Straight out of flight school in May 1911, Atwood became the chief flight instructor for William Starling Burgess whose Burgess Company built a variety of airplanes, including licensed Wright aircraft between 1911 and 1913. In 1912, Atwood signed with the General Aviation Corporation for three years. The company purchased Franklin Park race track in Saugus, Massachusetts, and converted it into an airfield, which they named after Atwood. Atwood served as the chief instructor of the company's flight instruction school there from the time it opened until he quit on June 10, 1912, because he could make more money in exhibition flights and because he was disenchanted with fellow instructor Arch Freeman. On May 31, 1912, Atwood made the first airmail delivery in New England. He flew about five miles (8 km) from Atwood Park to the Lynn Common in Lynn, Massachusetts where he dropped a sack of mail from the plane. The sack was then retrieved by a Lynn postal employee and driven to the post office.

==Plastic planes==
Harry Atwood was also a pioneer whom the Massachusetts Institute of Technology and other authorities called "The Father of Plastic Planes." He introduced a somewhat revolutionary method of constructing a plane by molding wood veneers treated with cellulose acetate. He began working on his in 1912 when he was searching for aircraft materials that were cheap and abundant, possessed essential strength-to-weight requirements, and lent themselves to mass production of the larger aircraft assemblies such as complete wings and hole fuselages, as an integral one-piece structure.

The monocoque, or single shell, fuselage was one of his great hopes. The general idea of his thinking was a practice used by the ancient Egyptians. Skilled cabinet makers employed plywood and glue which produced a light, strong, and durable wood by taking two thin flat panels of wood, laying the grain of each sheet at right angles to each other, and then sticking them together with a bonding agent. Atwood experimented with wood processed in a similar manner forming the wood into complex shapes using molds and mandrels. The plane he successfully completed and flew in 1912 used this technique, but it failed in one important respect. The strongest albumen glue of the time was used as the bonding agent but did not hold up well in weather and came apart in the rain.
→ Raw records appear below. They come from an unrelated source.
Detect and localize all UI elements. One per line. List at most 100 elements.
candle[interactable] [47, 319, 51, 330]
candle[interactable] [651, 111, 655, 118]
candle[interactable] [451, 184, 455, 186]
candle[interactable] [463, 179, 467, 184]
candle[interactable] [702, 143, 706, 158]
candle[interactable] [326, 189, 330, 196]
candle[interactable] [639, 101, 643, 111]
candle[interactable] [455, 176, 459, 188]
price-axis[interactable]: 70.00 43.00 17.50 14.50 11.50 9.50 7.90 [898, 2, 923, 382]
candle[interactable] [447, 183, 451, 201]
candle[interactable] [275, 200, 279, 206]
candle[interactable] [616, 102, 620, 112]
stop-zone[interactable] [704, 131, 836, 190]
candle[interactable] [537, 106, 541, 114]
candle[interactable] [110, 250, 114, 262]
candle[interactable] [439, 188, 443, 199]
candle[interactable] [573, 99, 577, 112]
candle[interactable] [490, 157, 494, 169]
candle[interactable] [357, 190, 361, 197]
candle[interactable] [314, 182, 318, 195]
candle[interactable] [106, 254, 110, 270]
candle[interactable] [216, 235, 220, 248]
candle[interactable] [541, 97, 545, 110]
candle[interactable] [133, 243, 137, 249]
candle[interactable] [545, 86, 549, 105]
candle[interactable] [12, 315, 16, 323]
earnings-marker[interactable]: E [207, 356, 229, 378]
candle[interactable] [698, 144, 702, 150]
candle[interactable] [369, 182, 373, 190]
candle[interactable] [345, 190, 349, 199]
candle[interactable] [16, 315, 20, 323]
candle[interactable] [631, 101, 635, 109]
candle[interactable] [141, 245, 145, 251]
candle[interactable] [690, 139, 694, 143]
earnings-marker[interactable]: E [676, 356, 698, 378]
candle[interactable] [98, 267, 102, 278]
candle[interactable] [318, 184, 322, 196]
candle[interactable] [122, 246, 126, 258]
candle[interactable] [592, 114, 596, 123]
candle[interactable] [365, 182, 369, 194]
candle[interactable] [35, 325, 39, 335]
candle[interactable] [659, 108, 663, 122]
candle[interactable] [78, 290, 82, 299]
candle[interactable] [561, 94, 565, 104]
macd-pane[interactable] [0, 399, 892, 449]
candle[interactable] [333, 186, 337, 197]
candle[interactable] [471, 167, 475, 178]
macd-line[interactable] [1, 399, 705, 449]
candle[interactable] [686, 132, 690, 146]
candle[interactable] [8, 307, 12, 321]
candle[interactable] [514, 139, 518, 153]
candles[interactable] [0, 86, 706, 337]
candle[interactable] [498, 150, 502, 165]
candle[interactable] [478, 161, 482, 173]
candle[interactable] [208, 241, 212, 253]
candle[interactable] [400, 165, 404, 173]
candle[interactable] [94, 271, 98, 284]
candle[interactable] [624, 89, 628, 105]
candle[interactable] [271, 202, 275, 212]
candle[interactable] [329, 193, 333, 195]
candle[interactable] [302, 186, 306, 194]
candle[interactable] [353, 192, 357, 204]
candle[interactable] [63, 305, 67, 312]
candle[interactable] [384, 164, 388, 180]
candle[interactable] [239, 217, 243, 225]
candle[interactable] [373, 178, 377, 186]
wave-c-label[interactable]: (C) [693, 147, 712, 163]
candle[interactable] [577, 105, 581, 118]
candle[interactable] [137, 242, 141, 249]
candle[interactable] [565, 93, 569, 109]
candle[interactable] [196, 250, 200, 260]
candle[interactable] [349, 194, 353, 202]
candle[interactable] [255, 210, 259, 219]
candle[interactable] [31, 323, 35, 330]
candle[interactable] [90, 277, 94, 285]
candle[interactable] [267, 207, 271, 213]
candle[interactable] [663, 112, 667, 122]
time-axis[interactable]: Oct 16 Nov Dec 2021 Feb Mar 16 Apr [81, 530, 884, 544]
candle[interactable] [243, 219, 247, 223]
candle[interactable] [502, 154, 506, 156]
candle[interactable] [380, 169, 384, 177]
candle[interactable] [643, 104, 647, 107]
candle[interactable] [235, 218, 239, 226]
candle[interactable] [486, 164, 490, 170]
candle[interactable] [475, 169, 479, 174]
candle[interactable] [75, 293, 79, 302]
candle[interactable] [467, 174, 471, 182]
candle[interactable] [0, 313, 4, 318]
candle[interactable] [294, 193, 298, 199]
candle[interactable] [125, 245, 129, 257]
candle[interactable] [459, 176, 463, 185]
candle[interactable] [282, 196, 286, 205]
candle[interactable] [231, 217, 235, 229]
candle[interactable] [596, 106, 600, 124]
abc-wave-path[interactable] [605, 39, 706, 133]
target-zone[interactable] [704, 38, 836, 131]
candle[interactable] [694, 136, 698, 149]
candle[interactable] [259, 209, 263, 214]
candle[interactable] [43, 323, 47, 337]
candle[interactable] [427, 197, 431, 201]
Eight years later, Atwood unveiled his second plastic plane. Great improvements had been made in albumen glues such as the waterproof albumen glue made by Henry L. Haskell, but there were still bonding problems. He and his followers of this technique for aircraft manufacturing felt that a plastic or synthetic resin would solve the bonding problems.
Others continued Atwood's vision which led to improvements in glues and molding, including Virginius E Clark's Duramold process, Gene Vidal's Weldwood process, and Timm Aircraft's Aeromold process.

==Personal life==
Atwood was married five times. His first marriage was to Sarah Jenkins of Lynn, Massachusetts. The union resulted in two children: Edgar, who died at the age of 3 days, and Bethany. The couple later divorced.
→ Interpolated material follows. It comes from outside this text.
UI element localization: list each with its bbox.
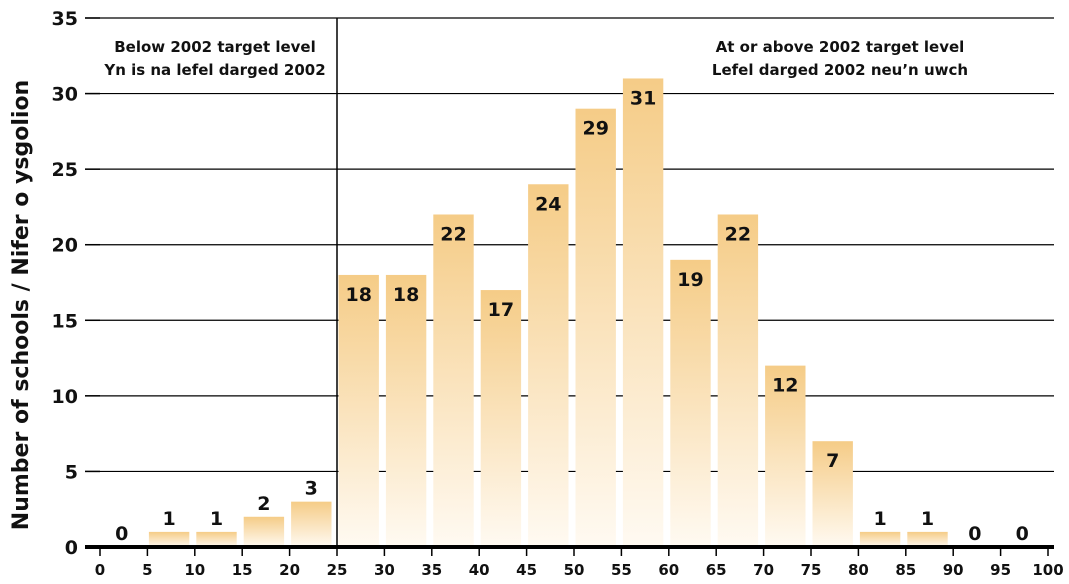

On March 2, 1914, Atwood married Ruth Satterthwaite in a courthouse ceremony in her hometown of Reading, Pennsylvania. The couple had three children, Katrina, Gene, and Ruth. Atwood and his wife remained wed until she died in October 1920 at the age of 27.
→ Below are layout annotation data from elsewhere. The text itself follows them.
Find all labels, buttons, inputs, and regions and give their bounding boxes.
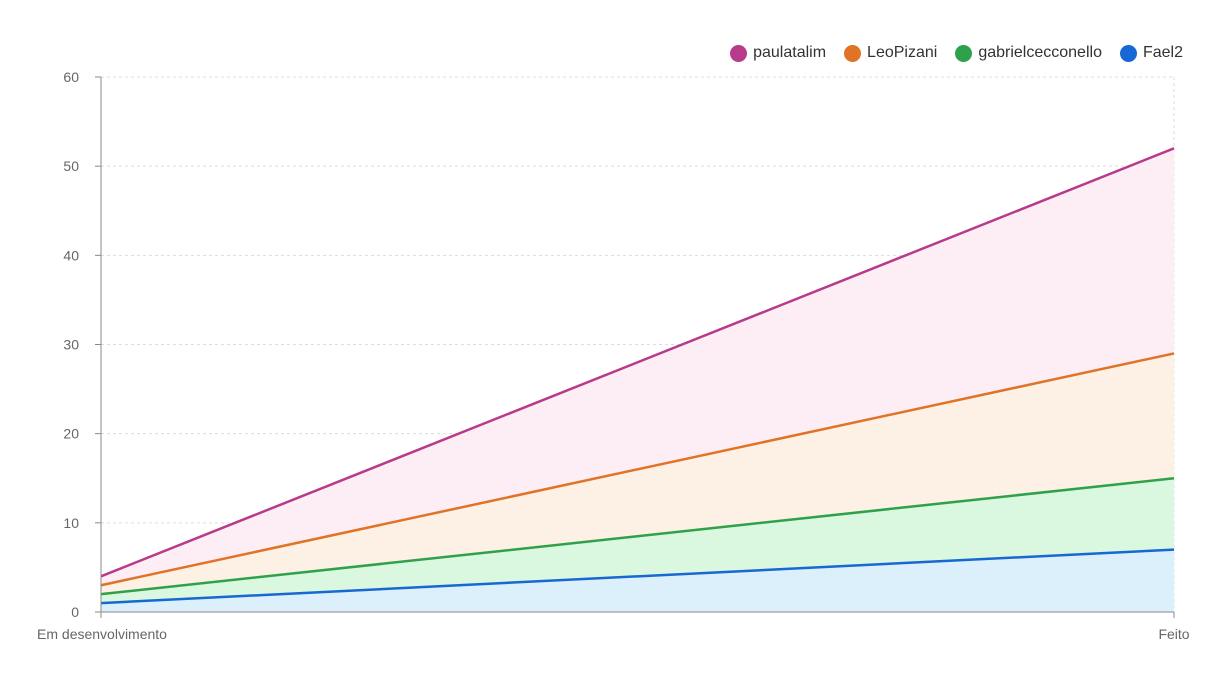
area-gabrielcecconello	[101, 478, 1174, 604]
x-tick-label: Em desenvolvimento	[37, 626, 167, 642]
line-gabrielcecconello[interactable]	[100, 477, 1175, 596]
area-paulatalim	[101, 148, 1174, 586]
legend-item-LeoPizani[interactable]: LeoPizani	[844, 44, 937, 62]
line-LeoPizani[interactable]	[100, 352, 1175, 587]
legend-item-paulatalim[interactable]: paulatalim	[730, 44, 826, 62]
legend-swatch-icon	[955, 44, 973, 62]
y-tick-label: 60	[63, 69, 79, 85]
axis-layer: 0 10 20 30 40 50 60 Em desenvolvimento Feito	[37, 69, 1190, 642]
area-LeoPizani	[101, 353, 1174, 595]
line-Fael2[interactable]	[100, 548, 1175, 605]
area-Fael2	[101, 549, 1174, 612]
legend-item-gabrielcecconello[interactable]: gabrielcecconello	[955, 44, 1102, 62]
y-tick-label: 40	[63, 247, 79, 263]
y-tick-label: 50	[63, 158, 79, 174]
legend: paulatalim LeoPizani gabrielcecconello Fael…	[730, 44, 1183, 62]
line-paulatalim[interactable]	[100, 147, 1175, 578]
x-tick-label: Feito	[1158, 626, 1189, 642]
legend-item-Fael2[interactable]: Fael2	[1119, 44, 1183, 62]
legend-label: LeoPizani	[867, 44, 938, 61]
line-layer	[100, 147, 1175, 605]
legend-label: gabrielcecconello	[978, 44, 1102, 61]
legend-label: paulatalim	[753, 44, 827, 61]
y-tick-label: 0	[71, 604, 79, 620]
legend-swatch-icon	[730, 44, 748, 62]
legend-swatch-icon	[1119, 44, 1137, 62]
y-tick-label: 20	[63, 426, 79, 442]
area-layer	[101, 148, 1174, 612]
y-tick-label: 10	[63, 515, 79, 531]
legend-swatch-icon	[844, 44, 862, 62]
y-tick-label: 30	[63, 337, 79, 353]
legend-label: Fael2	[1142, 44, 1183, 61]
His third wife, Helen Satterthwaite, was the widow of Ruth's brother. They were married for 90 days before divorcing. His fourth wife, Mary Dalton died shortly after giving birth to their son, Harry, Jr., in 1930. Harry, Jr. was raised by a minister and his wife. His fifth wife was his housekeeper Nellie Pickens. They had one daughter, Nelda Stiles. Atwood died on July 14, 1967, in Murphy, North Carolina, at age 83.